Server Actions for form mutations that return to the same UI, route handlers for anything a third party calls.
Both can write to your database, so the question is not which is more powerful. It is who calls it. Server Actions are for mutations driven by your own UI. Route handlers are for anything with a stable URL that something outside your app talks to. Pick by the caller and the choice gets simple.
Server Actions for your own forms
A form that creates a record and re-renders the same page is the ideal Server Action. There is no endpoint to design, no fetch to write, and the mutation can revalidate the affected data in the same call.
async function createProject(formData: FormData) {
"use server";
await db.project.create({ data: { name: formData.get("name") as string } });
revalidatePath("/projects");
}The form posts directly to the action, the page revalidates, and the new project appears. No JSON, no client fetch, no separate loading endpoint.
Route handlers for stable contracts
The moment something outside your app needs to call it, you want a URL. Webhooks from Stripe, a mobile client, a cron service, another backend, all of these need an addressable endpoint with a documented shape and its own auth.
export async function POST(req: Request) {
const sig = req.headers.get("stripe-signature");
const event = verify(await req.text(), sig);
// ...
return Response.json({ received: true });
}A Server Action has no public URL you would want a third party depending on, so this work belongs in a route handler every time.
The grey area
Internal data fetching from a client component is the case people overthink. If a client component needs to load data on an interaction, a route handler it fetches is clear and cacheable.

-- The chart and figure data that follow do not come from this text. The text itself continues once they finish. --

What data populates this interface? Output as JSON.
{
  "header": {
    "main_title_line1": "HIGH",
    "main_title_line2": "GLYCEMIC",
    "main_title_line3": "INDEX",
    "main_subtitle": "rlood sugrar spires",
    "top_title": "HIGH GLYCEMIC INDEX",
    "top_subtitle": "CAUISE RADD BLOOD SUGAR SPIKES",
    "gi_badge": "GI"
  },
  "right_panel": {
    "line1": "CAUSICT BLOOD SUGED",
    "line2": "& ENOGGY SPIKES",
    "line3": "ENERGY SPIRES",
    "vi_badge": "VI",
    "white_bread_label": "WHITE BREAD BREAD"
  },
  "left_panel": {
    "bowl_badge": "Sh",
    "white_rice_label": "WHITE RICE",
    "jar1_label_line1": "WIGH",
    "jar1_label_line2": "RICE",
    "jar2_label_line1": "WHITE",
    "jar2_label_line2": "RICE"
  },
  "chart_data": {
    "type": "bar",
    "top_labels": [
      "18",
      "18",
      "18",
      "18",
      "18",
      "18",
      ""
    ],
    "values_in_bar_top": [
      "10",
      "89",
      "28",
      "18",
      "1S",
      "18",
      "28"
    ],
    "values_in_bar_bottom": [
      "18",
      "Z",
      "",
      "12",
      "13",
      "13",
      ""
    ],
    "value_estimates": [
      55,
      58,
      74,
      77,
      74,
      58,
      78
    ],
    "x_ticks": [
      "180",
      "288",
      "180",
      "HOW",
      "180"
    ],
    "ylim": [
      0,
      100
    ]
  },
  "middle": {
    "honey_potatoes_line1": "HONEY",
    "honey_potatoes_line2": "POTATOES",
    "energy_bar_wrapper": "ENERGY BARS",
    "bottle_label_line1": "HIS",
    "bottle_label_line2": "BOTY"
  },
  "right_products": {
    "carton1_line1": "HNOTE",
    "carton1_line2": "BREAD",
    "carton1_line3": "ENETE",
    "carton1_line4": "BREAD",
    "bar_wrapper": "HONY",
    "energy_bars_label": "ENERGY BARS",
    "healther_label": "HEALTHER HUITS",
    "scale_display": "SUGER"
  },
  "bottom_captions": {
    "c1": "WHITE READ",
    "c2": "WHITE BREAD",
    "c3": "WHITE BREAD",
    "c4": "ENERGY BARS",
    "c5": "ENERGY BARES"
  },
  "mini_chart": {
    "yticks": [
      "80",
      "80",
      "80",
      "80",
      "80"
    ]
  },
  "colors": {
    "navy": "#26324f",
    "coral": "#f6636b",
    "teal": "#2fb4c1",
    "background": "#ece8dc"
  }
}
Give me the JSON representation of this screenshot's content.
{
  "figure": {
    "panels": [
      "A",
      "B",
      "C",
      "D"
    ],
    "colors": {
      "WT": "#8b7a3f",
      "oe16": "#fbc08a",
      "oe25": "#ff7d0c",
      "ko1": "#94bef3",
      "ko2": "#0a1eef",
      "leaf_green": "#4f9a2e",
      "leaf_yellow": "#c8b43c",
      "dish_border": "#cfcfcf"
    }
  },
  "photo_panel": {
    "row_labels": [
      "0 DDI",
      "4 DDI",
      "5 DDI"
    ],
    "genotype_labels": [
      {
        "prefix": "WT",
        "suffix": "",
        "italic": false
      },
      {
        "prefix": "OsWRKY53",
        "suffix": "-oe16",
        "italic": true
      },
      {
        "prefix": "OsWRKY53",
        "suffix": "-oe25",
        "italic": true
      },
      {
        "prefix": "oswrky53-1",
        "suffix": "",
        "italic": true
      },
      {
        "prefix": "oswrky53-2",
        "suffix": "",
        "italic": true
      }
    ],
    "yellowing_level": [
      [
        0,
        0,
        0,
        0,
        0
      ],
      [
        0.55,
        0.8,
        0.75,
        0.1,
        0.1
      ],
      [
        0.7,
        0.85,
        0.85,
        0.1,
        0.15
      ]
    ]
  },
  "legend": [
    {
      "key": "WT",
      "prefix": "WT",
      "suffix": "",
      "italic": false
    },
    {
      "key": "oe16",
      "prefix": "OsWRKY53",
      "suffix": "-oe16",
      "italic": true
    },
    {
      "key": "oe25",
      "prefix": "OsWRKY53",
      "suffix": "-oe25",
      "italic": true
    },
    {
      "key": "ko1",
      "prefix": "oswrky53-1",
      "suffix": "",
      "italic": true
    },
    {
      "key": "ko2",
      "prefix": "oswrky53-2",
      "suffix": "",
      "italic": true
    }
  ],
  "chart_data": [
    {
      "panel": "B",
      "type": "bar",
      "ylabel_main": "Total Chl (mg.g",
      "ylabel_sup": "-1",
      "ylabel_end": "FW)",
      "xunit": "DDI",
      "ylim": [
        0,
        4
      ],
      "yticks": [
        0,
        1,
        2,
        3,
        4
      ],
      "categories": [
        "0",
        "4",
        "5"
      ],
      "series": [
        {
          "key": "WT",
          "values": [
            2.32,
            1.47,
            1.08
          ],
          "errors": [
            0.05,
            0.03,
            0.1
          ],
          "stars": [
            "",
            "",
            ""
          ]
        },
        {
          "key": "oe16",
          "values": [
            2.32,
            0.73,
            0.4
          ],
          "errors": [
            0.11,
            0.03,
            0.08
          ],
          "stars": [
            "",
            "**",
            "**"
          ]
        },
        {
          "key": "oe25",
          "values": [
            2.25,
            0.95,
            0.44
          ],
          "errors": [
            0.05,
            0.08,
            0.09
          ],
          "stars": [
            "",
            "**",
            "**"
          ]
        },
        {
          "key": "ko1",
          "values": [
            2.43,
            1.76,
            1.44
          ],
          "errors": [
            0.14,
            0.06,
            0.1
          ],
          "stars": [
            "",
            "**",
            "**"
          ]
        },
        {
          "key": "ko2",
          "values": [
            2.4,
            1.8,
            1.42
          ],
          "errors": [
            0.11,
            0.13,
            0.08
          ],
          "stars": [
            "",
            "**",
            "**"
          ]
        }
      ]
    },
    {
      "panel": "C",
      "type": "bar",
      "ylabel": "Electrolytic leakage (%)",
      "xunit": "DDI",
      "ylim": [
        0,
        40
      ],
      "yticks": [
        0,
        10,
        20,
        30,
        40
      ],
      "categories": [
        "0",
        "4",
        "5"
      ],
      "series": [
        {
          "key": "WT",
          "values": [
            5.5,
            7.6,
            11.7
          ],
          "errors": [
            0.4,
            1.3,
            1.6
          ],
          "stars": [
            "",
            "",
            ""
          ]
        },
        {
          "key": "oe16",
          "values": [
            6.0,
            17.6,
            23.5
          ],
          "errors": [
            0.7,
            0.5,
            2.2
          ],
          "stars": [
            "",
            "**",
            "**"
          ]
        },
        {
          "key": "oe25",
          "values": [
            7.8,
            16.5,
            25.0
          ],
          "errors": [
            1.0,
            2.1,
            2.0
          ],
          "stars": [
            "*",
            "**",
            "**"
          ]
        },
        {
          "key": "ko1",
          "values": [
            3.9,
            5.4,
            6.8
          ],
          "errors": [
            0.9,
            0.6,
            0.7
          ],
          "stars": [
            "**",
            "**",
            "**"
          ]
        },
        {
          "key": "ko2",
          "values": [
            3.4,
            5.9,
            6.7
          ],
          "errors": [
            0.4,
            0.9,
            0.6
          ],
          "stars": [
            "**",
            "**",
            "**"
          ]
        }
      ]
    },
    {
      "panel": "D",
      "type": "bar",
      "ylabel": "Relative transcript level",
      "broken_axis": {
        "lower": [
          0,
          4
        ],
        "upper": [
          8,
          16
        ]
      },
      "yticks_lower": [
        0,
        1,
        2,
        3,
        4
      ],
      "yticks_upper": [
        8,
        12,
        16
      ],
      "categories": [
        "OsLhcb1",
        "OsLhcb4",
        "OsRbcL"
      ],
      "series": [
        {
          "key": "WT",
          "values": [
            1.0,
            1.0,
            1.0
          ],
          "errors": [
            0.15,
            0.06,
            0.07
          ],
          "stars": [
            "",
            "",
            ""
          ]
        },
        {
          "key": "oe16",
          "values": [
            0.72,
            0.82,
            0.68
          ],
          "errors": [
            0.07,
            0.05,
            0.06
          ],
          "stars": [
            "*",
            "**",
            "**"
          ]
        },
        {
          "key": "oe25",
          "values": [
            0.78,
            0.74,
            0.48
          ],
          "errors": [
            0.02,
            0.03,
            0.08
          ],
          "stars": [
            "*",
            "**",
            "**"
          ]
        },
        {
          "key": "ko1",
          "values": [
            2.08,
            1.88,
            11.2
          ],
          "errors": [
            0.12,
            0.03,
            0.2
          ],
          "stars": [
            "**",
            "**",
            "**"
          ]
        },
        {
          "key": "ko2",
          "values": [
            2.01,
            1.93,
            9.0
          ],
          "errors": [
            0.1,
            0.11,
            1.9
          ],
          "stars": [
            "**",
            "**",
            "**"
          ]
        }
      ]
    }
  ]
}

If it is a mutation tied to a form, the action is less code. I lean on actions for writes and route handlers for reads that the client triggers itself.
Security applies to both
Neither is safe by default. A Server Action is a POST endpoint that anyone can invoke once they find it, so it needs the same auth and validation as a route handler. Treating an action as trusted because it lives in your component file is a real mistake. Both check the session, both validate input, both authorize the specific operation.
const session = await auth();
if (!session) throw new Error("unauthorized");The clean rule that has not failed me: if my own UI triggers a write and stays on the page, Server Action. If a URL is part of the contract, route handler. Everything else is a judgment call you can make on code size, and either way you still write the auth.